The next CX in APAC: Businesses can finally deliver on promises made a decade ago
By Zachary WangIn financial services, telecommunications, and mobility, customer experience can be a key differentiator.
A decade ago, Facebook framed their new messenger chatbots as transformative to customer service. These bots would make it possible for businesses to be ‘more personal, more proactive and more streamlined’. They promised instant support, at scale, without increasing headcount. A full 10 years later, and the promise is still unmet.
What shipped were scripted decision trees bots, the first generation of chat automation, designed to deflect tickets rather than resolve them. The instant a customer deviated from expected behaviour, they fell apart. Each incoming query was simply matched against a pre-written list of intents, and the bot followed a fixed script. If the question fits the tree, the bot gives answers. If it did not, the conversation stalled.
The ‘chatbot’ label became shorthand for a bad customer experience (CX). Frustrated customers demanded human agents and treated chatbots as an obstacle rather than a solution.
The next set of problems
Large language models (LLMs) changed what a chat interface can do. Intent understanding moved from keyword matching to genuine comprehension. Responses moved from fixed templates to contextual replies.

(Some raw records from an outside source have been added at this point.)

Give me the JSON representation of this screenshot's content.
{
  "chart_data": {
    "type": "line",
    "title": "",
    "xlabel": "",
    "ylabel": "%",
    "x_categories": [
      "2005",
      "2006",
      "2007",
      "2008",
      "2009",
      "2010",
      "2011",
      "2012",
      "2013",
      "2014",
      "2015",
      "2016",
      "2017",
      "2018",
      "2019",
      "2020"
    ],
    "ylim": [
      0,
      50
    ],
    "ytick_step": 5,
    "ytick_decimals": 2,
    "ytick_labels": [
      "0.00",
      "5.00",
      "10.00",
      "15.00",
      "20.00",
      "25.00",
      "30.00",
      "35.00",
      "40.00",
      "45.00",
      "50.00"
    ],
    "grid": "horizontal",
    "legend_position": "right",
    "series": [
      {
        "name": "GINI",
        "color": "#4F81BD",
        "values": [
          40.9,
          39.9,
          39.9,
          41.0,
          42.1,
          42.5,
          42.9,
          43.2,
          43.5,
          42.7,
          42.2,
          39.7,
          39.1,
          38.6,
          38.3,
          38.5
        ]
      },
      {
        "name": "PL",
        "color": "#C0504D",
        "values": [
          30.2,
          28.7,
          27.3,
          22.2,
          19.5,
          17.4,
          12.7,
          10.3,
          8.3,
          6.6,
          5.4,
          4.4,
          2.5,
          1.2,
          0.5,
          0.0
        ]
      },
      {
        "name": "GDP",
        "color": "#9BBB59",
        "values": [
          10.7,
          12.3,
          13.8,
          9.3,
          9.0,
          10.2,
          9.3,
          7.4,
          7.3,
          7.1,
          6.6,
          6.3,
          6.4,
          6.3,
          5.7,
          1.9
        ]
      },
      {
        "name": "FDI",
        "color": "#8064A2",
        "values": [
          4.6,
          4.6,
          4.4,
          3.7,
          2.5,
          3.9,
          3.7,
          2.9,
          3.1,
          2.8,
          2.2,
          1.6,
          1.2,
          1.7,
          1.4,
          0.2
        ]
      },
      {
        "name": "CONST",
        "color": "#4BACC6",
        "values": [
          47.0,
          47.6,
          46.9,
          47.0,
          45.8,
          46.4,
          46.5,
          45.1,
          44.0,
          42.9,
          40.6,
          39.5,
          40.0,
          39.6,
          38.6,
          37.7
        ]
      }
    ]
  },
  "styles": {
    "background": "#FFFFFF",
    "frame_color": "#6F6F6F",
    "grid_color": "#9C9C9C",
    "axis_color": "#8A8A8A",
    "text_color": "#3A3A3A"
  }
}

However, most platforms stopped there, which is where a new set of problems began. When an LLM is given control of the whole interaction, the system becomes hard to govern. Prompts are soft constraints, not hard rules. The agent may offer a refund outside policy, fail to escalate a case that it was never designed to handle, or produce an answer that sounds plausible but is fabricated. And because the decision lives inside a prompt, the business has no audit trail for why the agent did what it did.
The third generation of technology
Whilst decision trees could be trusted, but could not converse, and LLM-led agents could converse, but could not be trusted, governed AI agents have become the third generation.
These agents preserve what LLMs do well, natural conversation, and flexible understanding, whilst putting decisions back under rules the business can read, change, and audit. The customer gets a fluent reply, and the business gets a system it can stand behind. These agents can manage complex conversations, handle multiple issues in a single interaction, and execute workflows in real time.
This technology does not remove humans, but creates a new function called AgentOps: the people who author and maintain the playbooks the agents run on, and who are responsible for continuously improving and monitoring the performance of CX artificial intelligence (AI) agents.
The role of humans moves from replying to customers to managing the systems that do. Productivity is no longer tied to headcount but to how well the AI performs.
Driving the CX shift in APAC
APAC is the most operationally complex region in the world for businesses. Companies here don't just serve one market; they routinely operate across multiple countries, each with its own language, regulatory environment, and customer expectations. First-generation tools were not built to support this level of nuance, and early chatbot failures were felt particularly hard as a result.
However, that history is not a disadvantage. Businesses that have already tried and abandoned the original technology are asking harder questions about what AI needs to demonstrate before they will trust it with customer interactions again.
The competitive pressure is also real. In sectors like financial services, telecommunications, and mobility, customer experience can be a key point of differentiation.
Delivering on promises
The original chatbot promise was a failure of infrastructure, not imagination. The vision of a system that could handle complex customer needs at scale, without degrading the quality of interaction, was always the right one. The tools simply were not ready.
What has changed is the architecture. Separating the LLM from the playbook means agents can now be both capable and controllable. Over time, this will extend beyond inbound queries to entire customer journeys, from onboarding and verification to proactive engagement, with customer experience embedded directly into the business service itself.
For businesses across the region, the practical question is no longer whether to adopt AI in customer services. It is whether an organisation is structured to make it work. That means rethinking how performance is measured and building the internal capability to govern, monitor and continuously improve AI agents over time. The businesses that get this right first will deliver a new standard for CX in APAC for the next decade.